In one of the first games we played, our team leapt out ahead, only to throw away the lead as we failed to remain organized. We watched in horror as our teammates leapt far too deep into enemy territory, only to be slaughtered by underdogs who were quickly turning the tables.
Teams have to balance these three goals at all times, or risk seeing a major comeback from their opponent:
1) Stay in your lanes and kill the minions sprinting into battle to gain experience and raise the entire team’s level and strength.
2) Always take down mercenary camps when possible to add extra firepower to your pushes.
3) Always make a priority out of each map’s specific objective.
The other key element that keeps the game fair and balanced are the multiple heroes who wield various talents that unlock as you level up in game. One of the early downsides we’ve seen, however, is that many of the game’s heroes follow cookie cutter outlines for the basics at least: direct damage, line area of effect damage, and heals or buffs. Playing heroes like Tyrael, an angelic warrior from the Diablo franchise, is, well, boring so far.
A more interesting hero, however, is Gazlowe, a goblin specialist who constructs turrets, bombs, lasers, and robots in order to exert lane or area control. Gazlowe can have a rough time with direct engagement but can influence the war from afar.
Gazlowe forces you to play an anticipatory game. If you can read your opponent’s mind, laying down turrets and bombs a few seconds early as a welcoming party can make the difference between capturing a shrine and losing it. Unlike other heroes, Gazlowe has no obvious counterpart in Dota 2 or League of Legends, making him an important Heroes original.
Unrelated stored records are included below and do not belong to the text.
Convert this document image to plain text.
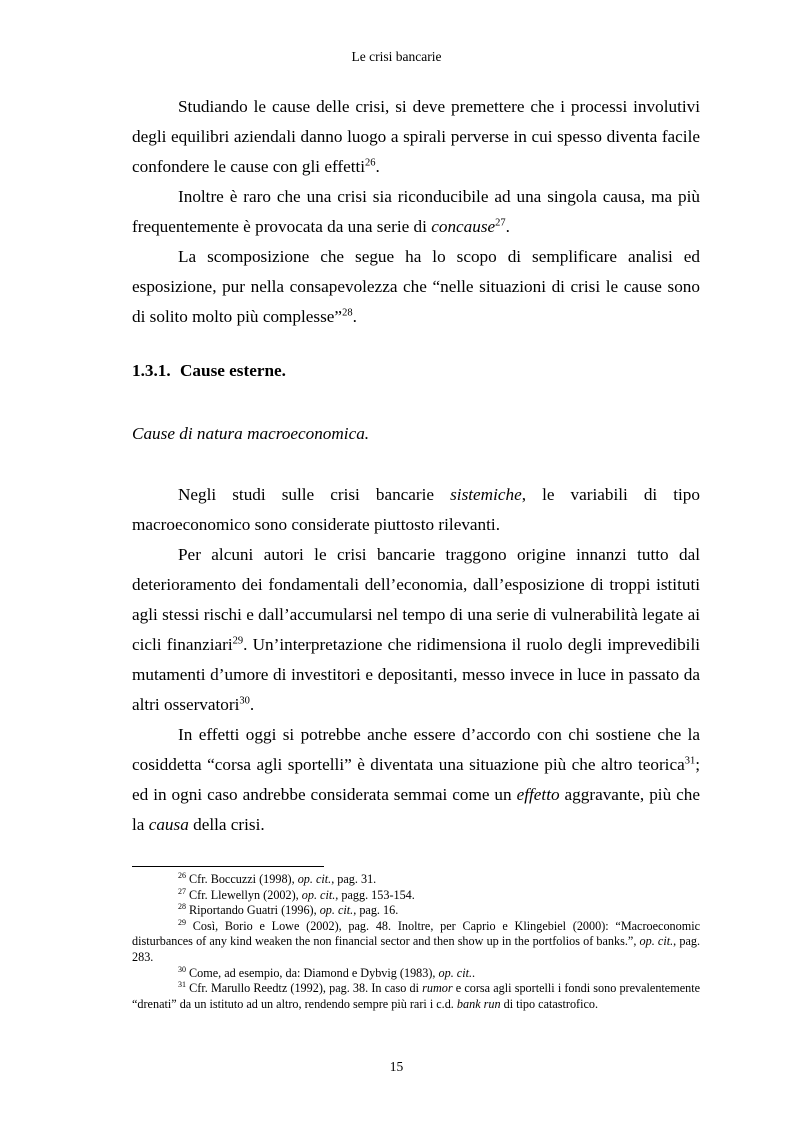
Le crisi bancarie

Studiando le cause delle crisi, si deve premettere che i processi involutivi degli equilibri aziendali danno luogo a spirali perverse in cui spesso diventa facile confondere le cause con gli effetti$^{26}$.

Inoltre è raro che una crisi sia riconducibile ad una singola causa, ma più frequentemente è provocata da una serie di concause$^{27}$.

La scomposizione che segue ha lo scopo di semplificare analisi ed esposizione, pur nella consapevolezza che “nelle situazioni di crisi le cause sono di solito molto più complesse”$^{28}$.

1.3.1. Cause esterne.

Cause di natura macroeconomica.

Negli studi sulle crisi bancarie sistemiche, le variabili di tipo macroeconomico sono considerate piuttosto rilevanti.

Per alcuni autori le crisi bancarie traggono origine innanzi tutto dal deterioramento dei fondamentali dell’economia, dall’esposizione di troppi istituti agli stessi rischi e dall’accumularsi nel tempo di una serie di vulnerabilità legate ai cicli finanziari$^{29}$. Un’interpretazione che ridimensiona il ruolo degli imprevedibili mutamenti d’umore di investitori e depositanti, messo invece in luce in passato da altri osservatori$^{30}$.

In effetti oggi si potrebbe anche essere d’accordo con chi sostiene che la cosiddetta “corsa agli sportelli” è diventata una situazione più che altro teorica$^{31}$; ed in ogni caso andrebbe considerata semmai come un effetto aggravante, più che la causa della crisi.

$^{26}$ Cfr. Boccuzzi (1998), op. cit., pag. 31.

$^{27}$ Cfr. Llewellyn (2002), op. cit., pagg. 153-154.

$^{28}$ Riportando Guatri (1996), op. cit., pag. 16.

$^{29}$ Così, Borio e Lowe (2002), pag. 48. Inoltre, per Caprio e Klingebiel (2000): “Macroeconomic disturbances of any kind weaken the non financial sector and then show up in the portfolios of banks.”, op. cit., pag. 283.

$^{30}$ Come, ad esempio, da: Diamond e Dybvig (1983), op. cit..

$^{31}$ Cfr. Marullo Reedtz (1992), pag. 38. In caso di rumor e corsa agli sportelli i fondi sono prevalentemente “drenati” da un istituto ad un altro, rendendo sempre più rari i c.d. bank run di tipo catastrofico.

15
Another strong champion we found in early play-troughs is Tyrande. She’s a “support,” which means she helps swing the battle by assisting her allies and disrupting the enemy. Her abilities seem to vary by a wide margin, from adding an extra punch to your team’s damage, to healing and giving a speed boost to a friend, or to stunning opponents from afar.
Each ability can swing any engagement in her favor if used correctly. The key for players who want to become better at the game will be in deciding when and how to use her abilities, along with how to customize her to best aid her team.
Blizzard has walked a tightrope between shorter games and being fair, but it works. The key lies in each heroes’ ultimate ability, which can swing a fight majorly in their favor. But a long cooldown on these abilities means that they won’t be available for every fight. You really need to think, “Do I want to win this fight right now, or do I want to win the next one?”
Millions of veterans of the MOBA genre will come to the game with prejudices in place, whether good or bad. But Blizzard has gone out of its way to aim for the newbies and those who have been turned off by the genre in the past.
In an effort to build a more welcoming game, Blizzard encourages party play by giving bonus experience points when you play with friends. Players aren’t even allowed to talk to the opposing team for fear of mudslinging, leaving only teammates to dole out praise and insults.
At this point in the alpha, however, almost everyone is friendly as we learn the new game together.
For new players, Heroes of the Storm is a brilliant introduction to the MOBA genre. It’s fast, the basics of the game are simple, and there’s already real depth, even while it’s still in alpha.